Seit sie aber krabbeln kann ist ihr Bewegungsdrang enorm gestiegen und ihr
fehlt nun ein wenig die Ruhe dafür. „Das Kind braucht kein Mobile, das es von
der Situation ablenkt, es braucht kein Spielzeug am Wickelplatz. Das Wickeln
allein ist Spiel und Aufregung genug.“, sagt Mierau. Beides brauchten wir bei Lämmchen
auch nicht, bis die gesteigerte Bewegungsfreude eintrat. Hier versuche ich jetzt
also so gut es geht das Spielzeug wieder auszuschleichen und das Wickeln interessant
genug zu gestalten, um sie bei der Sache zu halten. Das klappt je nach ihrer
Stimmung mal mehr und mal weniger gut. Es ist immer noch anstrengend für mich
uns beide beim Wickeln entspannt zu halten. Leider irgendwo ein Widerspruch.
Aber in process. ;)
„Familien müssen mobil sein – aber wie?“
Tragen hat viele Vorteile, wenn es bei beiden Beteiligten
fluppt. Das kann auch die Autorin sehr schön ausformulieren. Aber auch für den
Kinderwagen im Alltag kann sie Positives finden: „Die Unterstützung durch einen
Kinderwagen kann deswegen hilfreich und entlastend sein – und eine Entlastung
des Alltags kann sich wiederum positiv auf die Stimmung und Interaktion
auswirken.“
„Jedes Bild hat einen Rahmen – über Grenzen“
Was mich überrascht hat war ihre eigentlich recht konkreten
Ansagen im Bereich zu Erziehung und Grenzen. Lämmchens Erziehung hat eigentlich
noch nicht richtig angefangen, aber natürlich mache ich mir auch schon Gedanken
darüber und versuche mich hier im Dschungel der Ansätze und Möglichkeiten
zurecht zu finden. Das „aufgeklärte“ Nonplusultra ist heutzutage wohl die
Variante a lá „unerzogen“ (hierzu z.B. mehr in dem Blog https://diephysikvonbeziehungen.wordpress.com/),
im Sinne von: Kinder möglichst wachsen lassen wie und wohin sie wollen. Die
Eltern sorgen dabei für einen möglichst großen und sicheren Rahmen in dem z.B. die
Inhalte „Erziehung, Grenzen, Konsequenz, Regeln oder Neins“ verpönt sind. Ich
finde das grundsätzlich spannend, vom theoretischen Ansatz her.

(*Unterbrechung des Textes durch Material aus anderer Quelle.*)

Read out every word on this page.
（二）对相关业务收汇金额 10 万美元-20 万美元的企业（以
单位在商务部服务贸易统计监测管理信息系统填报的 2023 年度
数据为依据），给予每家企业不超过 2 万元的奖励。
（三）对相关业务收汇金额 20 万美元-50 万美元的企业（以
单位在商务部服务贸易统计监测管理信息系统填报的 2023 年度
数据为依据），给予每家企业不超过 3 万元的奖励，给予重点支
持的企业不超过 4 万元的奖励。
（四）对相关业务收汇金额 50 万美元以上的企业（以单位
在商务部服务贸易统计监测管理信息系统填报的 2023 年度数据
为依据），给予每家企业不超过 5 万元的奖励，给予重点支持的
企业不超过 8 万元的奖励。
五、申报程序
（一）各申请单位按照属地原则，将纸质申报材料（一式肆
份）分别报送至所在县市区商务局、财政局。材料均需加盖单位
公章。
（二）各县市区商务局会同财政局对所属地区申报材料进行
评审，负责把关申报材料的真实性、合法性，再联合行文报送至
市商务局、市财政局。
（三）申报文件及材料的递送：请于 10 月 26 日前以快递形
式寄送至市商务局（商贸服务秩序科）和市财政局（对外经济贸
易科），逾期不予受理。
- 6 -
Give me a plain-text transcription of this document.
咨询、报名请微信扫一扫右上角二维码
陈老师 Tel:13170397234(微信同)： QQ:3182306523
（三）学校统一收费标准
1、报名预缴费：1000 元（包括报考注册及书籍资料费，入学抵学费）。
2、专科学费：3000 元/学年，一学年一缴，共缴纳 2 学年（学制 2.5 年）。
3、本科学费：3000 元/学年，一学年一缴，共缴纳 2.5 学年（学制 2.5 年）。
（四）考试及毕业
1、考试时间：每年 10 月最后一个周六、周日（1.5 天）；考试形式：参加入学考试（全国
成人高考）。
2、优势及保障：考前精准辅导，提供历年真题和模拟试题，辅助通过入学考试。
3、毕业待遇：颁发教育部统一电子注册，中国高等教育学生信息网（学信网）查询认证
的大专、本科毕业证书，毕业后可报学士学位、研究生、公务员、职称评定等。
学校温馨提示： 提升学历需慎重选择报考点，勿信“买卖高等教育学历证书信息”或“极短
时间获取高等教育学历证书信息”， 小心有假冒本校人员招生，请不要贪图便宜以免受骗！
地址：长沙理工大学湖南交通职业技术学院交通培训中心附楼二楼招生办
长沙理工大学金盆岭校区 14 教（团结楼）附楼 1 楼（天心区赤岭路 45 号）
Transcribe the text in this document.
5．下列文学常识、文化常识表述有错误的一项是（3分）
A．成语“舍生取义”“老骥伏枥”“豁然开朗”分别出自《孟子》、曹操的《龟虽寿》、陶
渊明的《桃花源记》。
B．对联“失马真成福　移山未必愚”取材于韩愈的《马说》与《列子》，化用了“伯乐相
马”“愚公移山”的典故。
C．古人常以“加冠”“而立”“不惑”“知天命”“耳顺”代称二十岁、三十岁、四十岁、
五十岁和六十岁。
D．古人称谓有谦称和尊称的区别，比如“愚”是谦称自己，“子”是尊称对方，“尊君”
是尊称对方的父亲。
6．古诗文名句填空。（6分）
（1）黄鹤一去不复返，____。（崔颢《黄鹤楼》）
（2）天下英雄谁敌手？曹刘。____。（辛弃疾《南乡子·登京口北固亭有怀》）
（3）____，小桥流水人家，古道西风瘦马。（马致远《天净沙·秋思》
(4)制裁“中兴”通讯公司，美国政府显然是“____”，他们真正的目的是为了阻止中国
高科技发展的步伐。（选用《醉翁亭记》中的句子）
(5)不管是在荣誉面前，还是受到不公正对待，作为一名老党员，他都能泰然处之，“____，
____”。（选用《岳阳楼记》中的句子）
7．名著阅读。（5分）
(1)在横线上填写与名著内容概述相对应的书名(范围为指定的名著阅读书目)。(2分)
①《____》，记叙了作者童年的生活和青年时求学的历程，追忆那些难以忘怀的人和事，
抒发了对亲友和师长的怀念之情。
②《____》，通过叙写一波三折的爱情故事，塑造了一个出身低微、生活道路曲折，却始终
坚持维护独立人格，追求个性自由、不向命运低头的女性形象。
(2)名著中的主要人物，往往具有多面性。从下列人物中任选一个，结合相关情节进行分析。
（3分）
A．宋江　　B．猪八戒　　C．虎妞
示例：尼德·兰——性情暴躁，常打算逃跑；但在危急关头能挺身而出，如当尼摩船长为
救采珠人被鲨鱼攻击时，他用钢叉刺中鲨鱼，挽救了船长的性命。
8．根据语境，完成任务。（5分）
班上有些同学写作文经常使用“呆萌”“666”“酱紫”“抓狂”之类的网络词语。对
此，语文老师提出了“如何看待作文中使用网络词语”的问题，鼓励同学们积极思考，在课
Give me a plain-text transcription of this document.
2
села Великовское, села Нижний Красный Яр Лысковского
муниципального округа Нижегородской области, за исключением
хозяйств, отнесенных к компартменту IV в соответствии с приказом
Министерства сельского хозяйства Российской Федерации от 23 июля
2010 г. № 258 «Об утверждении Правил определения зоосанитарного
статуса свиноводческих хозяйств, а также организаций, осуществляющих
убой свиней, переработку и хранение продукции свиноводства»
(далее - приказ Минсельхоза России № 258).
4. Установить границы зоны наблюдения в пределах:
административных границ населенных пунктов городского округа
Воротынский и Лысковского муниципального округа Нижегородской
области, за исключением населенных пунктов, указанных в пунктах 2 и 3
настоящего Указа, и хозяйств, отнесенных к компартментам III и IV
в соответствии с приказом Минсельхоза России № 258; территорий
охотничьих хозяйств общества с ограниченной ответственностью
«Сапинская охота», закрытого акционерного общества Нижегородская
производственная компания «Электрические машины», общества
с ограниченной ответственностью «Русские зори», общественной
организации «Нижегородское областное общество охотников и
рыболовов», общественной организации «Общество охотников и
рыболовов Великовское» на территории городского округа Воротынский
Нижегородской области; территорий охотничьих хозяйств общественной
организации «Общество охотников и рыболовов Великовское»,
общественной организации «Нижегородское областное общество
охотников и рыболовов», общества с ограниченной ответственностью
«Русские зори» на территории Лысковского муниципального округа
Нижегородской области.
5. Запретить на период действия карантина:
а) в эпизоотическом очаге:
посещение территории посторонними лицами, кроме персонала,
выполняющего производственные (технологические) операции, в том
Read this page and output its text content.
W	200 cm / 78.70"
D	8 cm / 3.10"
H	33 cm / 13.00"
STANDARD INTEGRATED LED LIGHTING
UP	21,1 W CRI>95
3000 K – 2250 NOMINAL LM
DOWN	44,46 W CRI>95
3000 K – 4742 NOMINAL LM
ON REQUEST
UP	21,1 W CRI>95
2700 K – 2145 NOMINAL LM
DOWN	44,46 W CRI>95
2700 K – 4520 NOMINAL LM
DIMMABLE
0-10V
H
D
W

Allerdings ist mir das alles so wenig greifbar, mir fehlen die konkreten
Beispiele im Alltag und so bin ich mir nicht sicher wie weit dieser Weg für
mich gehbar sein kann. Mierau jedoch scheut sich nicht Klartext zu sprechen: „Im
Alltag müssen wir unseren Kindern Grenzen klar kommunizieren: Manche Dinge sind
nicht verhandelbar, und kleine Kinder sind von einem Entweder-oder oder einem „könnte“
eher überfordert. Sie können Entscheidungen noch nicht alleine treffen. Oder
besser: Sie müssen Entscheidungen nicht treffen, denn dafür sind wir ihre
Eltern.“
„Fördern oder Fordern?“
Auch bezüglich dem Leistungsdenken und
Baby-Kurs-Förder-System hat die Autorin etwas beizutragen: „Wir fördern,
anstatt im Alltag ausreichend Gelegenheiten zu bieten, die das Kind fordern.“
Also kein schlechtes Gewissen, wenn die eine Bekannte viel mehr Kurse mit dem
Baby belegt hat als man selbst. Hat ein Kind einen reichhaltigen Alltag reicht
dies völlig aus. Lämmchen und ich besuchen eine geschlossene Krabbelgruppe und
eine offene, weil ich ihr den Umgang mit mehreren anderen Erwachsenen und Kindern
nicht so ausgeprägt bieten kann. Ich sehe wie sehr sie dabei aufblüht, da sie
ein sehr soziales Wesen ist. Ein wenig schlechtes Gewissen hatte ich, weil wir
keinen vielbesungenen „Baby-Schwimmkurs“ besucht haben und hier nimmt Mierau
wirklich ein wenig den Druck.
„Geborgen Schlafen“
Natürlich ist auch Schlaf ein Thema des Buches. „Vermitteln
wir ihnen (den Kindern) Sicherheit und Ruhe und sind verlässlich bei ihnen,
wenn sie sich ängstigen, lernen sie mit der Zeit sich selbst zu beruhigen. (…)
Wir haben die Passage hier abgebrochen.